1. **Accuracy**: The SVC achieves an accuracy of approximately 80.95%, indicating better performance compared to the Logistic Regression model.

2. **Precision**: The precision for the positive class (mines) is calculated as:

Precision = {TP} / {TP + FP} = {10} / {10+1} which is approx 0.909 (or 90.9%)
This shows that 90.9% of the instances predicted as mines were indeed mines.

3. **Recall**: The recall for the positive class (mines) is:

Recall = {TP} / {TP + FN} = {10} / {10+3} which is approx 0.769 (or 76.9%)
This indicates that the model accurately identifies 76.9% of actual mines.

4. **F1 Score**: The F1 score can be computed as:

F1 Score = {2 * {Precision} * {Recall}} / {{Precision} + {Recall}} = {2 * 0.909 * 0.769} / {0.909 + 0.769} which is approx 0.833
This simplifies to F1 Score to approx 0.833 (or 83.3%).
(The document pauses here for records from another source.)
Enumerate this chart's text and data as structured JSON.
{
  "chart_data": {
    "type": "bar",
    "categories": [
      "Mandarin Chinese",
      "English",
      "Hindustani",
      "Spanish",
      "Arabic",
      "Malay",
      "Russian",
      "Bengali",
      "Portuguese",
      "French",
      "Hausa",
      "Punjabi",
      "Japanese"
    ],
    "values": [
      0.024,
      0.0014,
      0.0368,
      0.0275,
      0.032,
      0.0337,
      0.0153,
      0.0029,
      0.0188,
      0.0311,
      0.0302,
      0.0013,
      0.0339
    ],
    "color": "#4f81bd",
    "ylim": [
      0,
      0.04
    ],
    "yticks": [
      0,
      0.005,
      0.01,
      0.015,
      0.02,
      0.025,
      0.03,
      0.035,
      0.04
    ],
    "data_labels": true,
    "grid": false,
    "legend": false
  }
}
5. **Class Imbalance Consideration**: The SVC has only one false positive, which suggests that it has a very good precision and is quite limited in misclassifying rocks as mines.

## Code Organization

The code is organized into the following logical sections:

1. Data Importing and Preprocessing
2. Model Training and Evaluation
3. Model Comparison
4. Visualization and Prediction

## Prerequisites

To run the code successfully, ensure you have the following libraries installed:

- pandas
- numpy
- scikit-learn
- matplotlib
- seaborn

You can install them using pip:

```bash
pip install pandas numpy scikit-learn matplotlib seaborn
```

## Running the Code

To execute the project:

1. Make sure you have all the required libraries installed.
2. Open the Jupyter Notebook containing the code snippets provided in this README.
3. Run the cells sequentially to train the models and evaluate their performances.

## Streamlit Deployment

The project has been deployed as a web application using Streamlit. You can access the interactive application through the following link:

### [SONAR Rock vs Mine Prediction Streamlit App](https://sonar-rock-vs-mine-prediction-ml-project-app.streamlit.app/)

This app allows users to input SONAR data and receive real-time predictions regarding whether the object is a rock or a mine.

### How to Use the Streamlit App:

Input Form: Enter the values for SONAR returns in the provided input fields.

Prediction: Click on the "Predict" button to receive the prediction on whether the input corresponds to a rock or a mine.

Results Display: The application will display the results clearly on the screen.